Ist die vom Erbe erteilte Auskunft über den Nachlass unvollständig, stehen dem Pflichtteilsberechtigten weitere Recht zu. Je nach Situation kann der Pflichtteilsberechtigte verlangen, dass der Erbe die Auskunft ergänzt, ihre Richtigkeit und Vollständigkeit an Eides Statt versichert oder dass ein Notar das Nachlassverzeichnis aufnimmt.
Eidesstattliche Versicherung
Kann der Pflichtteilsberechtigte Anhaltspunkte dafür nachweisen, dass der Erbe das Nachlassverzeichnis nicht mit der erforderlichen Sorgfalt erstellt hat, kann er den Erben rechtlich zwingen, zu Protokoll an Eides statt zu versichern, dass er nach bestem Wissen den Bestand so vollständig angegeben habe, als er dazu imstande sei (§ 260 Abs. 2 BGB).
Hierdurch gerät der Erbe unter Druck, vor Abgabe der eidesstattlichen Erklärung seine Angaben zu berichtigen und zu vervollständigen.

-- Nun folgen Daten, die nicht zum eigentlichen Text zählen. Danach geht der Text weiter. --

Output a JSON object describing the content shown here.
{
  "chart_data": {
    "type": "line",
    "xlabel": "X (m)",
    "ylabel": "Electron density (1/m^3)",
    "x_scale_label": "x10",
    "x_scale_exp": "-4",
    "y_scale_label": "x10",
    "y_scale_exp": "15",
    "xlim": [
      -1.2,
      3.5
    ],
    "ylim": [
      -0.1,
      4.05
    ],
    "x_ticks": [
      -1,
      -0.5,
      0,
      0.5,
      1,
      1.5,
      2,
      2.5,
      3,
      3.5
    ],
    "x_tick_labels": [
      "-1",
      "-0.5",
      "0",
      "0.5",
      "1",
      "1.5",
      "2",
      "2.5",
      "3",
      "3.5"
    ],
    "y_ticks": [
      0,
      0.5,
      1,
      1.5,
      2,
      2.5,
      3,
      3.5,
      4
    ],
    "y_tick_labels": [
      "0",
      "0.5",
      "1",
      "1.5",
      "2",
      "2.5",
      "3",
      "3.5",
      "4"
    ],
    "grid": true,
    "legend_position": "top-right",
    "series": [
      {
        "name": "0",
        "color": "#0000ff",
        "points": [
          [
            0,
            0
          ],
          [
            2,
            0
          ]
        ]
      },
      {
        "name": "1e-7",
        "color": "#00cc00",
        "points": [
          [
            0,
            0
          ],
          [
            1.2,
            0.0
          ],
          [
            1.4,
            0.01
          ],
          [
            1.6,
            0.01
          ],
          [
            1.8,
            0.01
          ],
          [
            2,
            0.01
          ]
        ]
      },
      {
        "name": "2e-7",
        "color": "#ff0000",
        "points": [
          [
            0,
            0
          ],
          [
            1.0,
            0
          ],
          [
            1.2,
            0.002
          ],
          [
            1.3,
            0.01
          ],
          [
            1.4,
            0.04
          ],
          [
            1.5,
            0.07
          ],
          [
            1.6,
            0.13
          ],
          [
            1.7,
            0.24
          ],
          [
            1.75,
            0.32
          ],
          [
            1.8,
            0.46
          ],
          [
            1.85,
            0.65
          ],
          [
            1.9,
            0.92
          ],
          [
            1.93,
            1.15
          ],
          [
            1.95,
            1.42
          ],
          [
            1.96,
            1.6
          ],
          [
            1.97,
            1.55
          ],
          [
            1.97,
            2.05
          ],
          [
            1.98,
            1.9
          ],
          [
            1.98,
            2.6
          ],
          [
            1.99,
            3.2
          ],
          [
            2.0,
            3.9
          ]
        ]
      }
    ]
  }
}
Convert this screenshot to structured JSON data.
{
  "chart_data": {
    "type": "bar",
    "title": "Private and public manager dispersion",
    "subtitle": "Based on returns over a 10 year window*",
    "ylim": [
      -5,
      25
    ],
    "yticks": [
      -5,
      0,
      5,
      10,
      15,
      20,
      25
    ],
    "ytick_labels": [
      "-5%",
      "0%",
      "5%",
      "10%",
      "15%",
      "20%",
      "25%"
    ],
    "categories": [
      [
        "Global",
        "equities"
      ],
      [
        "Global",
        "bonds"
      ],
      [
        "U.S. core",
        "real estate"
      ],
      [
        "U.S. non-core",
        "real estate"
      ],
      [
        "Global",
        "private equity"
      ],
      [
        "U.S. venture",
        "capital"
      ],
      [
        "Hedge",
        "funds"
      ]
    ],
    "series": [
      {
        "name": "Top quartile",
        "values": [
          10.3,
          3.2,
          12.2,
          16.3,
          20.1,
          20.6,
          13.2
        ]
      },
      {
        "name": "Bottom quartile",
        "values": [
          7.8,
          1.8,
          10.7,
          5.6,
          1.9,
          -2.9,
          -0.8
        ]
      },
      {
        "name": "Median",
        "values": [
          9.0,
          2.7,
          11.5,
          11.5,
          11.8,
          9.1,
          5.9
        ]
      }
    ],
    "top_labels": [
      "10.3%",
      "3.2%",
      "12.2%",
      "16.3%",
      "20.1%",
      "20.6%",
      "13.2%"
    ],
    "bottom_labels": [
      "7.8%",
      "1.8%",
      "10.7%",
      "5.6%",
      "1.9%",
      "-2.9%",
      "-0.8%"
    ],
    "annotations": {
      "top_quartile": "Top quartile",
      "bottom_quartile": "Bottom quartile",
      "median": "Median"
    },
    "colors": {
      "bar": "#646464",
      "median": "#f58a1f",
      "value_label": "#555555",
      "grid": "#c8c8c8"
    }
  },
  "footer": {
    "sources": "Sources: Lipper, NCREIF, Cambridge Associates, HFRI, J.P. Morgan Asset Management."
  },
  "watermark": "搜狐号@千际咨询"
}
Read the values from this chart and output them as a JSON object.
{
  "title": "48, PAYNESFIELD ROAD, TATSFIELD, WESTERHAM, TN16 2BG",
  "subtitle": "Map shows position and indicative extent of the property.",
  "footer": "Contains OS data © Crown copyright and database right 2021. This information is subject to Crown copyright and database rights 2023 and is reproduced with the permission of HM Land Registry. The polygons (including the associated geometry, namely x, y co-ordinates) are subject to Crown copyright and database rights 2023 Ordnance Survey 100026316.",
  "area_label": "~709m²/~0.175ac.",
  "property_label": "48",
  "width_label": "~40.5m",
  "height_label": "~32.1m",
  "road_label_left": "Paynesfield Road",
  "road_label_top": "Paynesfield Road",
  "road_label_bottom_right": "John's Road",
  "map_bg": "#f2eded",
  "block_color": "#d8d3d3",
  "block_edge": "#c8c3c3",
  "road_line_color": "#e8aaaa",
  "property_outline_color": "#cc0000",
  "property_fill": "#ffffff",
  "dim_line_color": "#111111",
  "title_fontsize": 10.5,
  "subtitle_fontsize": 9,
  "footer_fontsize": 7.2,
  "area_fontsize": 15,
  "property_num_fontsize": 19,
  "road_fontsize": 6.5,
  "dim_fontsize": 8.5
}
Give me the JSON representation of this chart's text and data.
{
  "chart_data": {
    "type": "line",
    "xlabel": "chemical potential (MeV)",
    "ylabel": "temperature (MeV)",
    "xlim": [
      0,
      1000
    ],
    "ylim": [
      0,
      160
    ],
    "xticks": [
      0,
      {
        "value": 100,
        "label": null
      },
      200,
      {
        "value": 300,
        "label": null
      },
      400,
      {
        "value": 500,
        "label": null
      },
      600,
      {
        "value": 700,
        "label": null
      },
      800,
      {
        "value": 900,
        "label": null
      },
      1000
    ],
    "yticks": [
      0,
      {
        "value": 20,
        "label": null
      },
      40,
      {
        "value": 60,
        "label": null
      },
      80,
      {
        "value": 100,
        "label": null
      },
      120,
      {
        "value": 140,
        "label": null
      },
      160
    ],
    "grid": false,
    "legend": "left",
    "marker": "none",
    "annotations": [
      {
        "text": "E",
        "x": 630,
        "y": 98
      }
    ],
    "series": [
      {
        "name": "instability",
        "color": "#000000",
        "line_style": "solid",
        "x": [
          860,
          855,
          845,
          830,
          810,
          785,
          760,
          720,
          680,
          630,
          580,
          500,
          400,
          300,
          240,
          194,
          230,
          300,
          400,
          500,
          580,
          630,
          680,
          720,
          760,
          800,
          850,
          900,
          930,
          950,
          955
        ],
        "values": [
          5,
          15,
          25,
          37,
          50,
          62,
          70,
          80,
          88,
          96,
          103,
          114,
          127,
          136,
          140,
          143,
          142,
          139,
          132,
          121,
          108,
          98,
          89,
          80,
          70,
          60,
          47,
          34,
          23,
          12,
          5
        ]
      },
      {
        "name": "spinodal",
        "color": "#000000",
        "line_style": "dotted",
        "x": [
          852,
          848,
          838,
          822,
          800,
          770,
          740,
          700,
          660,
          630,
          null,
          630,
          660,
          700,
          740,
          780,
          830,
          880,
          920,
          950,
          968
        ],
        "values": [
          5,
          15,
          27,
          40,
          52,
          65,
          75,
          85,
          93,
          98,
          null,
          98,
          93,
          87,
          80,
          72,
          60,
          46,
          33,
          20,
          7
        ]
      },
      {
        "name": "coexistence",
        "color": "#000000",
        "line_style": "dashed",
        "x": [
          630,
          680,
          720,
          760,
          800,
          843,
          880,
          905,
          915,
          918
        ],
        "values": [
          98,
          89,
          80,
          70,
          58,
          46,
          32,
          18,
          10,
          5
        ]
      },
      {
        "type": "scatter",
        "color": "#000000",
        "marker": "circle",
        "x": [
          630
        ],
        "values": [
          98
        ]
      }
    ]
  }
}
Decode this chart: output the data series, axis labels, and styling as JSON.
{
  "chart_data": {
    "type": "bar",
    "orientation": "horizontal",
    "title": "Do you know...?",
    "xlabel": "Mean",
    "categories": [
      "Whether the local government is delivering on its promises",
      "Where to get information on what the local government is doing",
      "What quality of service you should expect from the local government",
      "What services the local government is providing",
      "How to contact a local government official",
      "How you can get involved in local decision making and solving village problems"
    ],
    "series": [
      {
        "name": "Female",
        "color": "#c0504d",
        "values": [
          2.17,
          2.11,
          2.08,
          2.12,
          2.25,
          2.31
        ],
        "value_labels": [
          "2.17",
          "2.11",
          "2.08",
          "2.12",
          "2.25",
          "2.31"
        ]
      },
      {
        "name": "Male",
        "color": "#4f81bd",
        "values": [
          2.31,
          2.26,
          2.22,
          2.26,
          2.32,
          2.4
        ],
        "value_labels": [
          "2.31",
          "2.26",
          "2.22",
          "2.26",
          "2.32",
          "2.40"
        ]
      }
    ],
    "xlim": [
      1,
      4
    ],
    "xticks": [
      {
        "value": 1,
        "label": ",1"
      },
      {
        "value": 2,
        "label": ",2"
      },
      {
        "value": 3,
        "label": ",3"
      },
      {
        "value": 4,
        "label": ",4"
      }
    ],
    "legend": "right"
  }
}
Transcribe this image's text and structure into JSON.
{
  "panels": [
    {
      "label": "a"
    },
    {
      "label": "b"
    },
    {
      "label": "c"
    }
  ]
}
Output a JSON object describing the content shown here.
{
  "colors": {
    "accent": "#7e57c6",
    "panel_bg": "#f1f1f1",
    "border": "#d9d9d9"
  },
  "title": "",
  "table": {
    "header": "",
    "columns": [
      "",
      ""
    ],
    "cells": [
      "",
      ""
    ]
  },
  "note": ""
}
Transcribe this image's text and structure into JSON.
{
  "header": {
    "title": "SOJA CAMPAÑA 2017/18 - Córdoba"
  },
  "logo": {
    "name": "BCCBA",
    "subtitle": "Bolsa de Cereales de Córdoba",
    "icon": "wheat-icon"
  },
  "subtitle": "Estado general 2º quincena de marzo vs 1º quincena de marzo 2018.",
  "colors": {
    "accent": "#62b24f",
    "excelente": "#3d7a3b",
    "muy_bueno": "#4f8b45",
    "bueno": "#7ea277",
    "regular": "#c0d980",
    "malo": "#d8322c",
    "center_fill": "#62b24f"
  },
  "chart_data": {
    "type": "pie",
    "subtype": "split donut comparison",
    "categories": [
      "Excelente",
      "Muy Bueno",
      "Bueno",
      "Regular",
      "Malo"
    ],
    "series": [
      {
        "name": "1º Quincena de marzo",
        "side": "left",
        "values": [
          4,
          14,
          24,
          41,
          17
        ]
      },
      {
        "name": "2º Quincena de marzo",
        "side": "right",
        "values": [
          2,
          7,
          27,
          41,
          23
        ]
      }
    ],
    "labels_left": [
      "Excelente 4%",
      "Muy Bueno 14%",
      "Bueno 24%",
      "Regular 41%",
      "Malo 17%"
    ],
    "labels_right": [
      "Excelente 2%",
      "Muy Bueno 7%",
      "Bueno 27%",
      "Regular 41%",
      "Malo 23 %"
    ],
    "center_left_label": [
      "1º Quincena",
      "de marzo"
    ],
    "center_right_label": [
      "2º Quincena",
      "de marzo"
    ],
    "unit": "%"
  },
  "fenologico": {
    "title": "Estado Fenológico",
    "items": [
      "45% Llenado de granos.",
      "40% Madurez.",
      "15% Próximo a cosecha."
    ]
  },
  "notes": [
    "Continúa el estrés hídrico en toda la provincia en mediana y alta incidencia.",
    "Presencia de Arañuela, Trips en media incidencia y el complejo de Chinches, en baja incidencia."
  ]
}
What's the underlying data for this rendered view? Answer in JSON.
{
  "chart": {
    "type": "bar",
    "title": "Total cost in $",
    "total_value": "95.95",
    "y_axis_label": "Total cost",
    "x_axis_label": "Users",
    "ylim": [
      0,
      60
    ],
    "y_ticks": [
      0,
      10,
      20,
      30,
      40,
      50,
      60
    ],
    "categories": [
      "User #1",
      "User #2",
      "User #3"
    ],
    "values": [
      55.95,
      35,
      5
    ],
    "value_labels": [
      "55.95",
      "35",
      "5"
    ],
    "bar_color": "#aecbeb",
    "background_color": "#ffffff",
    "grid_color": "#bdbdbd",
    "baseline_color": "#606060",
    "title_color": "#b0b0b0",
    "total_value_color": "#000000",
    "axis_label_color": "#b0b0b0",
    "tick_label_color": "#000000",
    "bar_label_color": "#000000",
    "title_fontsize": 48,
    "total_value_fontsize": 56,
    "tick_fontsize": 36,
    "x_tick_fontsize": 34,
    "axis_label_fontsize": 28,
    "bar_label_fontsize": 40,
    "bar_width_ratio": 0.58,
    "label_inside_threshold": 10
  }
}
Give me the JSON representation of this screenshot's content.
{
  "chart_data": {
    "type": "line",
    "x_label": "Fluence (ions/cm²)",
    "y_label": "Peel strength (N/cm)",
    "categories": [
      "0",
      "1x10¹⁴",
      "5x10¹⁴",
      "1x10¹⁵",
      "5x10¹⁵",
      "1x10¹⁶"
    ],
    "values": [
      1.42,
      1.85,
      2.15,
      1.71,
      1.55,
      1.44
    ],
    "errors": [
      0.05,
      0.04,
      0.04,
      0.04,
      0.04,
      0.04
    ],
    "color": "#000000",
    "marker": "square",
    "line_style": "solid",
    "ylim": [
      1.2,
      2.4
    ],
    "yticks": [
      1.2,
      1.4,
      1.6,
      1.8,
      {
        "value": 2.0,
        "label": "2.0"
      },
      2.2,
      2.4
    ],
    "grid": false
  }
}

Denn die Abgabe einer falschen eidesstattlichen Versicherung ist gemäß § 156 Strafgesetzbuch strafbar und wird mit Freiheitsstrafe bis zu drei Jahren oder mit Geldstrafe bestraft.
Auskunftsergänzung
Einen direkten Anspruch auf Ergänzung der Auskünfte kann der Pflichtteilsberechtigte durchsetzen, wenn er nachweisen kann, dass der Erbe ganze Teile des Nachlasses weggelassen hat.
Bei schwer einzuschätzenden Vermögensobjekten wie Unternehmen und Gesellschaftsbeteiligungen und bei Zuwendungen, deren Einordnung zweifelhaft ist, muss der Erbe alle Belege und Unterlagen vorlegen, die dem Pflichtteilsberechtigten eine eigene Beurteilung der Rechtslage ermöglichen (OLG München, Teilurteil vom 27.01.2014 – 19 U 3606/13).
Anspruch auf notarielles Nachlassverzeichnis
Genügt dem Pflichtteilsberechtigten die Auskunft des Erben nicht, kann er verlangen, dass der Erbe einen Notar beauftragt, das Nachlassverzeichnis zu erstellen. Dieser Anspruch besteht auch, wenn der Erbe zuvor schon selbst ein Nachlassverzeichnis erstellt hat.
Der Pflichtteilsberechtigte muss keinen Nachweis führen, dass das zuvor vom Erben erstellte Nachlassverzeichnis unvollständig oder falsch ist. Der Erbe kann die Notarkosten als Nachlassverbindlichkeit ansetzen, so dass der Pflichtteilsberechtigte in Höhe seiner Pflichtteilsquote mit den Kosten anteilig belastet wird. Reicht der Nachlass nicht aus, den Notar zu bezahlen, kann der Erbe das notarielle Nachlassverzeichnis verweigern.
Der Notar ist verpflichtet, das Nachlassverzeichnis in eigener Verantwortung zu erstellen. Er darf nicht „blind“ die Angaben des Erben übernehmen. Ergeben sich Zweifel, muss der Notar nachfragen. Darüber hinaus gehende Ermittlungen muss der Notar nur anstellen, wenn konkreter Anlass dazu besteht.
Anspruch auf Rechtsanwalt
Hat der Erbe schuldhaft versäumt, dem Pflichtteilsberechtigten fristgerecht die Auskünfte über den Nachlassbestand, den ehelichen Güterstand und lebzeitige Schenkungen richtig und vollständig zu erteilen, kann der Pflichtteilsberechtigte einen Rechtsanwalt einschalten und die Anwaltskosten vom Erben ersetzt verlangen.